We'll divide both sides by cos 2x.

1+tanx*tan2x = 1/cos 2x

Now, we'll recall the double angle identity for tan 2x:

tan (2x) = (tan x + tan x)/(1 - tan x*tan x)

tan (2x) = 2tan x/[1 - (tan x)^2]

1 + tanx*tan2x = 1 + tan x*{2tan x/[1 - (tan x)^2]}

We'll multiply 1 by [1 - (tan x)^2] and we'll get:

1 + tanx*tan2x = [1 - (tan x)^2 + 2(tan x)^2]/[1 - (tan x)^2]

We'll combine like terms:

1 + tanx*tan2x = [1 + (tan x)^2]/[1 - (tan x)^2]
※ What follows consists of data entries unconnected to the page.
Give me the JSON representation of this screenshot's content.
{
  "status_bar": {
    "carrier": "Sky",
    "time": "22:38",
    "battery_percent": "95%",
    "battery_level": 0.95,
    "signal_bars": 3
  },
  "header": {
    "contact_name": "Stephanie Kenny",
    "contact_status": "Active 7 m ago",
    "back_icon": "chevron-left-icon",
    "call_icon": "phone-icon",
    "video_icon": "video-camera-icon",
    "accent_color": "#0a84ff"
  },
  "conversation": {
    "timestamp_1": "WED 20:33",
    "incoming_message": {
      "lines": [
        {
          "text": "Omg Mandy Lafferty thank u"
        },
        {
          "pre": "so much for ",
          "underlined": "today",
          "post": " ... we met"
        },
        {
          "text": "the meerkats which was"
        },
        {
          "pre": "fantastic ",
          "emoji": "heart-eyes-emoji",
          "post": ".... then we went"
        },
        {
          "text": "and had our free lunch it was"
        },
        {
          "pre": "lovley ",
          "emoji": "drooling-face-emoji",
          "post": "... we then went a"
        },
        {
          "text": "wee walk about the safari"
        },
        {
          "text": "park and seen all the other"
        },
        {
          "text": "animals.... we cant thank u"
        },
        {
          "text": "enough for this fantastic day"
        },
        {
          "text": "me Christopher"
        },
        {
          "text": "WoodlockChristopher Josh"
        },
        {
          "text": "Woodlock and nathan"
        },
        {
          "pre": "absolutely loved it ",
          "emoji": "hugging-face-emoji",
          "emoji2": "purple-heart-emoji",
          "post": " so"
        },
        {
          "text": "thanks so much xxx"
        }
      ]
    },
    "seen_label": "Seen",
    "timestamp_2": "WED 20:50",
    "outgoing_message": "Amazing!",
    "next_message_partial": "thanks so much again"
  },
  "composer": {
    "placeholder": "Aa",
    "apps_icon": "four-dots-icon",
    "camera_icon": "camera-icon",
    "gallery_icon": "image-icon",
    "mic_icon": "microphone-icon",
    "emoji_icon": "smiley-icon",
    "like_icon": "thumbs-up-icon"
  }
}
We'll write tan x as a fraction:

tan x= sin x/cos x

We'll square raise both sides:

(tan x)^2 = (sin x)^2/(cos x)^2

We'll write the numerator:

1 + (tan x)^2 = 1 + (sin x)^2/(cos x)^2

1 + (sin x)^2/(cos x)^2 = [(cos x)^2 + (sin x)^2]/(cos x)^2

From thePythagorean identity, we'll get:

(cos x)^2 + (sin x)^2 = 1

1 + (tan x)^2 = 1/(cos x)^2 (1)

1 - (tan x)^2 = 1 - (sin x)^2/(cos x)^2

1 - (sin x)^2/(cos x)^2 = [(cos x)^2 - (sin x)^2]/(cos x)^2

1 - (tan x)^2 = cos 2x/(cos x)^2 (2)

We'll divide (1) by (2) and we'll get:

[1 + (tan x)^2]/[1 - (tan x)^2] = [1/(cos x)^2]/[cos 2x/(cos x)^2]

We'll simplify and we'll get:

[1 + (tan x)^2]/[1 - (tan x)^2] = 1 / cos 2x

**Since LHS=RHS, therefore the given expression is verified for any value of x.**